Presumably this means that Spacs might have to settle for poorer terms than originally hoped for, with obvious implications for returns down the road. Other investors told Vantage that several Spacs were known to have had deals fall through, another sign of how competitive the financing climate is right now.
Advantages
Still, Mr McDonald believes that Spacs are here to stay, as they offer private companies an “economically attractive” route to market.
Two obvious advantages are time and cost: a company can get to market in weeks via a Spac, compared with months via traditional IPO, and avoid investment banking fees. Still, insiders’ ability to retain a larger share of the company is where the real value lies, proponents of the Spac model argue.
Largely this is because a Spac removes the need to do a crossover round. This is typically a large private financing done just ahead of IPO, bringing in sector-specialist banks or public market funds with deep pockets and a strong reputation.
However, a company’s original investors can see their holding diluted by up to 50% between a crossover round and an IPO, Mr McDonald said.
“Because a Spac is an M&A transaction, not a follow-on or a financing event, it can be structured with a lot more flexibility,” he said. So under the Vincera deal, for example, stockholders could be issued with even more shares in the newly traded company down the road, if certain milestones are hit.
According to another investor, much of the demand for Spacs is being driven by companies not happy with the level of dilution at the crossover stage. The irony here is that many of the investors in these Spacs are the same private equity, venture and other financing firms that also fund the crossover rounds.
Financing is plentiful in biopharma right now, so it makes sense for investors to pursue IPOs and Spacs alike – though Mr McDonald argues that the latter has clear advantages.
“When a bank goes to a fund and says, 'we are doing this float', the only thing they can talk about is what’s in the prospectus.
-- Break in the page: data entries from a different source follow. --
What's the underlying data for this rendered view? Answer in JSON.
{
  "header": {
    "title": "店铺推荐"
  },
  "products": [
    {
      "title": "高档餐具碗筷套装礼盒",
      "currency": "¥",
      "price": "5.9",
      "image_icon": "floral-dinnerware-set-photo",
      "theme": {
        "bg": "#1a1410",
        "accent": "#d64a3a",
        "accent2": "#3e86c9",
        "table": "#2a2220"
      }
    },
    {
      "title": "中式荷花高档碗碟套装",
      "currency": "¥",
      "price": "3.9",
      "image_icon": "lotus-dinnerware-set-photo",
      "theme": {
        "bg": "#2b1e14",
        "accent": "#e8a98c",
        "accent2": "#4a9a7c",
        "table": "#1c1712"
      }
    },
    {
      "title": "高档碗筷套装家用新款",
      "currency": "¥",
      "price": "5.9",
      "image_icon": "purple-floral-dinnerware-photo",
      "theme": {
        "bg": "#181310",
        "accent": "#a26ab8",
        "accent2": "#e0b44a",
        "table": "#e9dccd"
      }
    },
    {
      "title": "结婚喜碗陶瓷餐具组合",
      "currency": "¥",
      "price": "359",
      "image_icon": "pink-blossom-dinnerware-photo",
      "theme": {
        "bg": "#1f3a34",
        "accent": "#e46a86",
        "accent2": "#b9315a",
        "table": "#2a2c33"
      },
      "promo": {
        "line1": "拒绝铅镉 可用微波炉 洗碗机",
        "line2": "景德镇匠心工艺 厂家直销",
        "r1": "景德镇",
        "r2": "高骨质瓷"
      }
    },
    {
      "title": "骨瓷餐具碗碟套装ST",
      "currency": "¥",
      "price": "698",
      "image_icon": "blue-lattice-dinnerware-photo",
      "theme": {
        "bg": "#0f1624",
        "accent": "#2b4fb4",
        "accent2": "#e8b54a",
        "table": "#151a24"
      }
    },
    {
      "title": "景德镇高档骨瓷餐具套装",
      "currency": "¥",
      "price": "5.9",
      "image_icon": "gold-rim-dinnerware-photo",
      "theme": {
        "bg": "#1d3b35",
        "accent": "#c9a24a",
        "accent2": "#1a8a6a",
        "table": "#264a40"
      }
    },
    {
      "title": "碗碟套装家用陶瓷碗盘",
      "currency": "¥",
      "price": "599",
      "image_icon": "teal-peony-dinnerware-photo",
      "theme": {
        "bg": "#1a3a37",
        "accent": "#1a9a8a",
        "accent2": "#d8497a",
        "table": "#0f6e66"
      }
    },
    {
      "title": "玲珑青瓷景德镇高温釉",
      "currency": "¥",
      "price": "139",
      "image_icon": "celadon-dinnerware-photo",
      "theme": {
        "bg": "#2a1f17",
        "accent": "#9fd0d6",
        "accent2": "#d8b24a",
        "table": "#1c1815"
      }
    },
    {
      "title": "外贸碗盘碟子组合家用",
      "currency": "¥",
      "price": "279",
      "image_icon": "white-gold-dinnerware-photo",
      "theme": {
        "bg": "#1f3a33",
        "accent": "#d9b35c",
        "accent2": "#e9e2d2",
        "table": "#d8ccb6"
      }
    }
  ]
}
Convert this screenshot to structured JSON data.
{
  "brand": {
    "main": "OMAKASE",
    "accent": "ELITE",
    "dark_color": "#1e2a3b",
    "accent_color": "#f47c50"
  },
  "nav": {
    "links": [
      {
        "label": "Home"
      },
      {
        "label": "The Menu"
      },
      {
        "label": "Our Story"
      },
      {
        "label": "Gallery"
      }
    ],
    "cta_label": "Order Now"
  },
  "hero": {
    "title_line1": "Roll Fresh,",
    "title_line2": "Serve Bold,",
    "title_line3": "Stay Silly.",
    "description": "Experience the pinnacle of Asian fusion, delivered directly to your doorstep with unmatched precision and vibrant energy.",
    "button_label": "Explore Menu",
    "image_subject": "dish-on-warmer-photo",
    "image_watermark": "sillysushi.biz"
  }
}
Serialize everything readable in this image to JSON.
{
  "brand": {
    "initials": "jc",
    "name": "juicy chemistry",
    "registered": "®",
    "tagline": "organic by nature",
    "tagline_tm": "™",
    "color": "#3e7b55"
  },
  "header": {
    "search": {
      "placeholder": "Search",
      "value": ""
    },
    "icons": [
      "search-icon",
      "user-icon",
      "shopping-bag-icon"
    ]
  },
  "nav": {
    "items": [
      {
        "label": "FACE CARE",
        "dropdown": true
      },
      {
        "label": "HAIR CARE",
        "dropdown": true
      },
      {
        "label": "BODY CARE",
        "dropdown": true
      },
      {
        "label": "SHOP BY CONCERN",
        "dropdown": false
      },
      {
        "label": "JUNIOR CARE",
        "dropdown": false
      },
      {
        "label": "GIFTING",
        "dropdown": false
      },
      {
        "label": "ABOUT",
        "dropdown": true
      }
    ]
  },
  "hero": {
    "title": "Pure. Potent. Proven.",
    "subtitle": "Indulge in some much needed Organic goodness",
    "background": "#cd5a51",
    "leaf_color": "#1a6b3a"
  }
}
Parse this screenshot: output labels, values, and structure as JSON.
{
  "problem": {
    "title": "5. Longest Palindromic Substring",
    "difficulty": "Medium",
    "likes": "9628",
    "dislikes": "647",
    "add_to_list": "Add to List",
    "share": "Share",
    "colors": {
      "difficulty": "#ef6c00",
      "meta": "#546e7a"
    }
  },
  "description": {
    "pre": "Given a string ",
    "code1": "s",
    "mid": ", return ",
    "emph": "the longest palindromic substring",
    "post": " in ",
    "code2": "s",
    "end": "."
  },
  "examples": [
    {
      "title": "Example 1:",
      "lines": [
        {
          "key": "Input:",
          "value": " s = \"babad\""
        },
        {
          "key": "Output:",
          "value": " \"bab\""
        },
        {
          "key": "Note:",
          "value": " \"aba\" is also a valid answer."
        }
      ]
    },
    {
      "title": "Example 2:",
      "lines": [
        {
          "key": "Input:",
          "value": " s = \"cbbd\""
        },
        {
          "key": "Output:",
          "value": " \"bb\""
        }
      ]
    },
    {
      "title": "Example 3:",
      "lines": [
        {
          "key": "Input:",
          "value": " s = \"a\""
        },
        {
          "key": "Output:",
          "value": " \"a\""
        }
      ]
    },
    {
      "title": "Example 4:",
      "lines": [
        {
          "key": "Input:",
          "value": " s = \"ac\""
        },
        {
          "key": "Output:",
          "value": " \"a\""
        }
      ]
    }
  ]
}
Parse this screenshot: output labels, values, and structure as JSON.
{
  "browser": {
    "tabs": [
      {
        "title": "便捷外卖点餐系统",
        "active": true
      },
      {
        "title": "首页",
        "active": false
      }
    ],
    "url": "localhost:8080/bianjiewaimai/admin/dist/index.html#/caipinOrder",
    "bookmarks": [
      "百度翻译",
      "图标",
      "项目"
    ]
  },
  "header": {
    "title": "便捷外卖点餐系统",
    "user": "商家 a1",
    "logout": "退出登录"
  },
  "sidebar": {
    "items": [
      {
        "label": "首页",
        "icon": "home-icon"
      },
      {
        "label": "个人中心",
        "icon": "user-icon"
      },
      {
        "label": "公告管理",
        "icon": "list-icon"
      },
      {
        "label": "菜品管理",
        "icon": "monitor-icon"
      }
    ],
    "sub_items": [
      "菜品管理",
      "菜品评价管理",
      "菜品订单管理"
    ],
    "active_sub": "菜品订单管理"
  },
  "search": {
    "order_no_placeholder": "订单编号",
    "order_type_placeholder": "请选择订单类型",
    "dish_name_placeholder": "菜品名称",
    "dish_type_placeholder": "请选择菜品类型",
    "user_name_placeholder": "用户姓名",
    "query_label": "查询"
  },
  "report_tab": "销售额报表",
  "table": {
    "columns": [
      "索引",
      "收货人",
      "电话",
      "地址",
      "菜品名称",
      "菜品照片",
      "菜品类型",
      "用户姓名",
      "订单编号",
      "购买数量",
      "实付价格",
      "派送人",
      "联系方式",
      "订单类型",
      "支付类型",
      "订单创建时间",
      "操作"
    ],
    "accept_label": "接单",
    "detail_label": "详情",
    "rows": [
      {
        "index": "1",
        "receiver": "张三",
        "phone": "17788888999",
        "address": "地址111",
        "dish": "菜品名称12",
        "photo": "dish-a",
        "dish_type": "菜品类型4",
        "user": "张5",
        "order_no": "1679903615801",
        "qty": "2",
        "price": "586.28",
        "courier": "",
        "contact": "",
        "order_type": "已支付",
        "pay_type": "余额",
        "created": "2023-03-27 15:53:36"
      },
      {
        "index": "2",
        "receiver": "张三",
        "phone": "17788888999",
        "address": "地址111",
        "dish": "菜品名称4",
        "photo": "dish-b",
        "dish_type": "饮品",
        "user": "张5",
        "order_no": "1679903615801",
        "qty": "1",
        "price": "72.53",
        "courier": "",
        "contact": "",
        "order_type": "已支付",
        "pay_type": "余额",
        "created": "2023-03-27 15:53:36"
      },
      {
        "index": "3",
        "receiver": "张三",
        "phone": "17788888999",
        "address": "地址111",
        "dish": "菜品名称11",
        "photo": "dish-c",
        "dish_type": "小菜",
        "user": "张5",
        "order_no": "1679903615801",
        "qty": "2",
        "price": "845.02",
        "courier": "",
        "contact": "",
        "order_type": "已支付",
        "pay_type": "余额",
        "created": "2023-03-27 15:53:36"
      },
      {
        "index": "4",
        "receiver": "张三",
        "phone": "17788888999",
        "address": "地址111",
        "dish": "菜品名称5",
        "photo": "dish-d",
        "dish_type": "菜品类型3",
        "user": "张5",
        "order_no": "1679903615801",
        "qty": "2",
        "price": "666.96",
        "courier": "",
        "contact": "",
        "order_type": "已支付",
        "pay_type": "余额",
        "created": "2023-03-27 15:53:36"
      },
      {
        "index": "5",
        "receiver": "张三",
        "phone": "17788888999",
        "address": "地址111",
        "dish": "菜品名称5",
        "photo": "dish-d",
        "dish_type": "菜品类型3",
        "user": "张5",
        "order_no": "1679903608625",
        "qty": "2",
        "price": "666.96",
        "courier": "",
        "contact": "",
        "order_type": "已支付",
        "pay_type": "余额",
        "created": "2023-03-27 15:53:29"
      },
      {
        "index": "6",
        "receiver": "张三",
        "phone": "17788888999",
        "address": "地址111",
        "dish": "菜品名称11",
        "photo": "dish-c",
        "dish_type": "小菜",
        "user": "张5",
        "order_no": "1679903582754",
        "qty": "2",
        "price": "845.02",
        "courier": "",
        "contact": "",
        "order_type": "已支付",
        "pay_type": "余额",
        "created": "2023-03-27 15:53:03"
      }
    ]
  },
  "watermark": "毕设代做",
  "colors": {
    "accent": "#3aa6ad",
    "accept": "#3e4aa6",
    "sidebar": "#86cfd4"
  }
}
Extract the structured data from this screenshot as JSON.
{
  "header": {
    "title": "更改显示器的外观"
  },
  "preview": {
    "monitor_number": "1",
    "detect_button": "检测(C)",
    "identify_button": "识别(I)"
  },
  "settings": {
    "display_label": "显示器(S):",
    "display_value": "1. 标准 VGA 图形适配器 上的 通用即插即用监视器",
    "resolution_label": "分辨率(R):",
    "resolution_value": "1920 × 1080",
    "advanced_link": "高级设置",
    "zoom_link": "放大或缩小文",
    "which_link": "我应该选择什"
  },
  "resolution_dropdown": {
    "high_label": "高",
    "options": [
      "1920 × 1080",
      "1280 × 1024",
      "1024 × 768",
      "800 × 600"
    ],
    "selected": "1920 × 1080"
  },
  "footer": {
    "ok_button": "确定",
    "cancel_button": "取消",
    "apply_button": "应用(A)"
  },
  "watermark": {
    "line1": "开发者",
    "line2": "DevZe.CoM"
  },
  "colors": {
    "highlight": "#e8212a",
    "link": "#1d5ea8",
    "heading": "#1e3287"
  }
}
A Spac is superior because the investor can go in the data room, and can go much deeper in their due diligence," he said. "And, if they don’t like it, they can get their money back.”
Whether an IPO or Spac makes for a better return is a key question; Spacs will need to find a few more Immunovants to persuade the doubters here. Companies too seem unlikely to flock in great numbers to Spacs for now, although what they offer will surely have many doing the maths.
“If a company is dead set on a traditional crossover IPO, and really wants the validation that some of these blue chip, bulge bracket investment banks bring, we’re not going to convince them to go the Spac route,” Mr McDonald says.
For that to change, companies like Vincera are going to have to keep up with their IPO’d cousins in the months ahead.